The building is named in honor of Vince Wolfington (CAS’62). Wolfington has been a longtime volunteer for Georgetown and has been a generous supporter of the university and especially of the Jesuit Community at Georgetown. Wolfington has been a member of the Board of Directors, the Board of Regents and the Board of Alumni Governors. He was a recipient of the John Carroll Award, the highest alumni honor, in 2003.
Underground Parking Garage
A four-level underground parking garage that accommodates approximately 786 vehicles will replace Lot T, which is now open only to Clark Construction. The garage also houses Georgetown University Transportation Shuttle buses and offices as well as a maintenance facility for Georgetown’s fuel cell buses.
Even students who are not lucky enough to score a room in the Southwest Quad can enjoy shared spaces, like the Corp’s newest grocery vendor, Hoya Snaxa, which opens today in Kennedy Hall.
“Basically, Hoya Snaxa is a glorified convenience store,” Lucy Malcolm (COL ’05), director of marketing for Hoya Snaxa, said. Malcolm said that the store plans on opening for business today, but a more formal grand opening is scheduled for Tuesday.
The store will offer snack goods and breakfast items such as bagels and muffins. Malcolm said that they plan on offering coffee within one month. In addition to foodstuffs, the store will carry small packages of detergent and toiletries.

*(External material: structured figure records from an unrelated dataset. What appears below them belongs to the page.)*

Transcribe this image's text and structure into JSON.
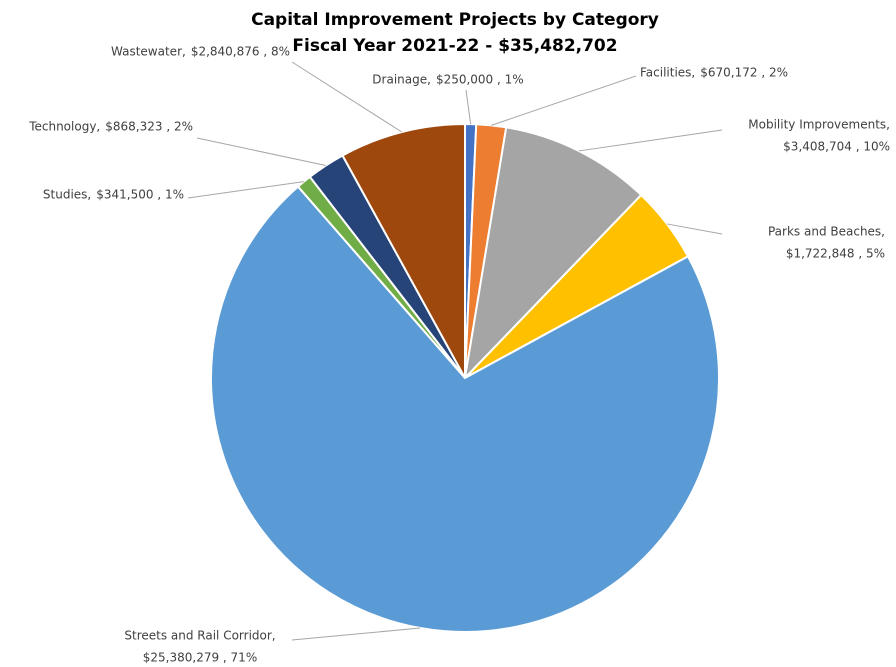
{
  "chart_data": {
    "type": "pie",
    "title": "Capital Improvement Projects by Category",
    "subtitle": "Fiscal Year 2021-22 - $35,482,702",
    "categories": [
      "Drainage,",
      "Facilities,",
      "Mobility Improvements,",
      "Parks and Beaches,",
      "Streets and Rail Corridor,",
      "Studies,",
      "Technology,",
      "Wastewater,"
    ],
    "values": [
      250000,
      670172,
      3408704,
      1722848,
      25380279,
      341500,
      868323,
      2840876
    ],
    "value_labels": [
      "$250,000 , 1%",
      "$670,172 , 2%",
      "$3,408,704 , 10%",
      "$1,722,848 , 5%",
      "$25,380,279 , 71%",
      "$341,500 , 1%",
      "$868,323 , 2%",
      "$2,840,876 , 8%"
    ],
    "colors": [
      "#4472c4",
      "#ed7d31",
      "#a5a5a5",
      "#ffc000",
      "#5b9bd5",
      "#70ad47",
      "#264478",
      "#9e480e"
    ]
  }
}
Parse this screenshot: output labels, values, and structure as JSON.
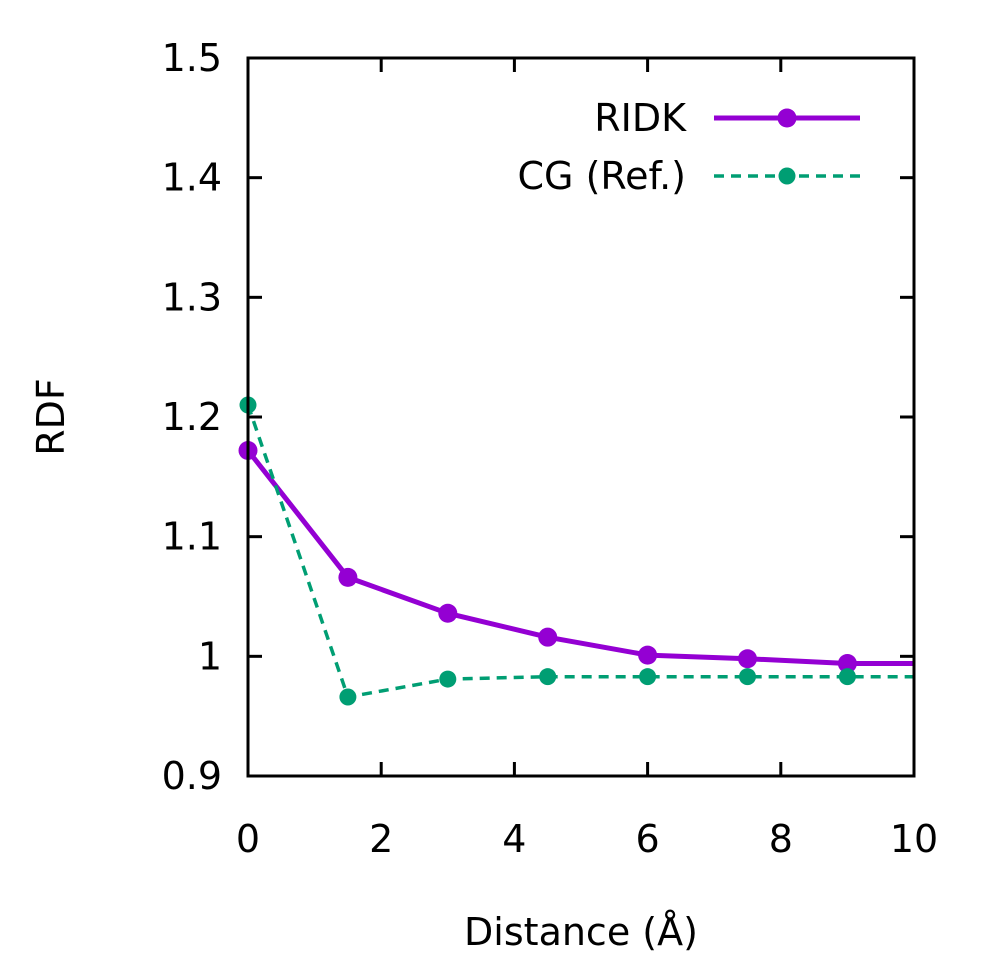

The store is about one-fifth the size of Vital Vittles, the Corp grocery store located in the Leavey Center, according to Malcolm. “It’s a much smaller space. Vittles will still sell groceries, milk, pasta, canned food and a lot of other things that won’t be at Hoya Snaxa,” she said.
Malcolm said that Hoya Snaxa will complement, not compete with Vital Vittles. “We’re not trying to replace Vittles at all. We’re assuming that the convenience aspect will make people buy more,” she said.